そして、右手を額に当て、少し考え込んだ。
「ごめん。僕の考えていた“襲われた”とかなりイメージが違ったから。確認するけど、それって本当に襲われているのかい?その、じゃれ合ってるんじゃないのかな?」
「そんなかわいいもんじゃないよ!あたしは命からがら逃げ出してきたんだから!」
「ごめんごめん。あの、前から気になってはいたんだが、やっぱり君たちって、そういう関係なのかな?」
「そういう関係って?」
「僕がいた教会の中でもそういう子たちがいたのだけど。女の子同士が心惹かれ合う?というか、身を交わらせる?みたいな……」
「え?女の子同士?」
「いや、僕はそれを否定するつもりはないんだ。世の中にはいろんな愛の形がある。それらを受け入れなければならないというのはシリスト様の教えの中にもあることだからね。でも、さすがにそんなボロボロになるまで愛し合うというのは容認しがたいものであって……」
「あれ?まだ言ってなかったっけ?実はあたし……うっ!」
ミユウが言葉を続けようとした途端、ミユウの心臓がドクンと大きく鼓動した。そして、忘れかけていた欲情が勢いを取り戻してきた。
(まさか、こんなところで、こんなタイミングで……)
ミユウはその感情を抑えるため、自分の胸を力強く鷲づかみにする。
その姿に心配になったメイリスは立ち上がり、ミユウの隣に駆け寄った。
「大丈夫か?!体調が悪くなったのかい?」
「心配、しないで……」
「そういうわけにはいかないだろ。さあ、ベッドで横になるんだ」
「大丈夫だ、よ?!」
メイリスがミユウを立ち上がらせようと肩に手を回したとき、メイリスの胸がミユウの腕に押しつけられた。同時に、修道服のスリットからメイリスの白い太ももが姿を現し、ミユウの目線はそこに釘付けになった。

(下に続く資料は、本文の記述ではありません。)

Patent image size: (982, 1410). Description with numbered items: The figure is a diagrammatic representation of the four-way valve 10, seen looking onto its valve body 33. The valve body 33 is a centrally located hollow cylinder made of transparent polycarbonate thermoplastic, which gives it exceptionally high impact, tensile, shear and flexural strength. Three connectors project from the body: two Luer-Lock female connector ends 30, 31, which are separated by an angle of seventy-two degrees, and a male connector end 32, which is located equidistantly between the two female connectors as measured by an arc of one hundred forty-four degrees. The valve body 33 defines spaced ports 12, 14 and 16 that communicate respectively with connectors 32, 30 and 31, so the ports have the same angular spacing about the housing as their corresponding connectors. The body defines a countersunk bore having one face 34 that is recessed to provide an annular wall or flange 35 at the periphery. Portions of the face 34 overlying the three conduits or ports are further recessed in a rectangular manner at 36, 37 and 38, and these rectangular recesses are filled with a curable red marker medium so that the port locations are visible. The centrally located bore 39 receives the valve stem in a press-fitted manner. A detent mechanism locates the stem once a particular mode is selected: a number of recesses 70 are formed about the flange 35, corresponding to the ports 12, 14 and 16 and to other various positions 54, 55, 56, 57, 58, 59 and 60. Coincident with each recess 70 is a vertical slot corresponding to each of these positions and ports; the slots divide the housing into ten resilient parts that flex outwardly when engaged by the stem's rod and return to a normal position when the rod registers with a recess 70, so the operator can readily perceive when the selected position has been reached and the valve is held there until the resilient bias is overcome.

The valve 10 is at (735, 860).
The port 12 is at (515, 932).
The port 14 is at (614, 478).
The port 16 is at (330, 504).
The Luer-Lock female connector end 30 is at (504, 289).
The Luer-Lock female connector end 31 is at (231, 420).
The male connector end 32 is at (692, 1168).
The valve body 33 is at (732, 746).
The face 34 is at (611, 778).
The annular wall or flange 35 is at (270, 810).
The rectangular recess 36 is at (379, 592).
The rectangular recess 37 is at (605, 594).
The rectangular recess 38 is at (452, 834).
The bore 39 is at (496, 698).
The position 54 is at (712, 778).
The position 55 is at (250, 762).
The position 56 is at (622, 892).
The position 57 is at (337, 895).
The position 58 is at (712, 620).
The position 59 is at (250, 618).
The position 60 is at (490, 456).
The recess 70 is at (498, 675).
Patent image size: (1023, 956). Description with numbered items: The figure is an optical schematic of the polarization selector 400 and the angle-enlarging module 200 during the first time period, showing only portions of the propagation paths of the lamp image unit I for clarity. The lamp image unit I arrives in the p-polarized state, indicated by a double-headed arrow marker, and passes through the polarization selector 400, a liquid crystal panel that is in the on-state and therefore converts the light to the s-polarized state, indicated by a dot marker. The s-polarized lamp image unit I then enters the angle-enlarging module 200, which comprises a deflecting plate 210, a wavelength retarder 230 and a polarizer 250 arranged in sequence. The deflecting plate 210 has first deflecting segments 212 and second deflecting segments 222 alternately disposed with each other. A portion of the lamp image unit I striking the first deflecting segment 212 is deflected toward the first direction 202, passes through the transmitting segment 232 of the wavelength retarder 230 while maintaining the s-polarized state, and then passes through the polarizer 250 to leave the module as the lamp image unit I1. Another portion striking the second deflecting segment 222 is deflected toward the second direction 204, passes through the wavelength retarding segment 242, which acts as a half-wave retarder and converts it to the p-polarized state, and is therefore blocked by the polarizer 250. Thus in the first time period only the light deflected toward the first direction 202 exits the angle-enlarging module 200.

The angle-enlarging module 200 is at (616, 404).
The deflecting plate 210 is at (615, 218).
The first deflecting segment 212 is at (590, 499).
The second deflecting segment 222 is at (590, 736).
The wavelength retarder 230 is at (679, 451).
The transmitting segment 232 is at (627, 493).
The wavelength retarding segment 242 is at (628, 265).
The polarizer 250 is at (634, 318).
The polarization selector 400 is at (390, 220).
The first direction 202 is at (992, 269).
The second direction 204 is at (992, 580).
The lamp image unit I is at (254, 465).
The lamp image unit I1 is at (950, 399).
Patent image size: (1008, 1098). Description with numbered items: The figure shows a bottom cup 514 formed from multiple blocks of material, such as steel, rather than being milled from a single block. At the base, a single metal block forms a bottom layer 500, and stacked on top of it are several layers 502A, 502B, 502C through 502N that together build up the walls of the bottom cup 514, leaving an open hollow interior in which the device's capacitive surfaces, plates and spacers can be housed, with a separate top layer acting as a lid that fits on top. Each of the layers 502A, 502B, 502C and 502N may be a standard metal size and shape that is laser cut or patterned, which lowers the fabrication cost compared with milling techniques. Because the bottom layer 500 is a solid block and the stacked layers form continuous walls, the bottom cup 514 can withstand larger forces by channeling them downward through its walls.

その瞬間、ミユウの心臓の鼓動が更に強く、速くなっていく。
「一人で、行けるから……」
「さっきもいっただろ?僕に気を遣わなくてもいいって」
「いや、そう言う意味じゃ、なくて……」
「さあ、こっちだ」
ミユウはメイリスに支えられながらベッドに一歩づつ近づいていく。
一歩を踏み出すと、床を踏みしめた振動が全身に伝わり、メイリスの柔らかい体が右半身とぶつかる。
その度にミユウの心臓の鼓動は強くなり、欲情が勢いを増してくる。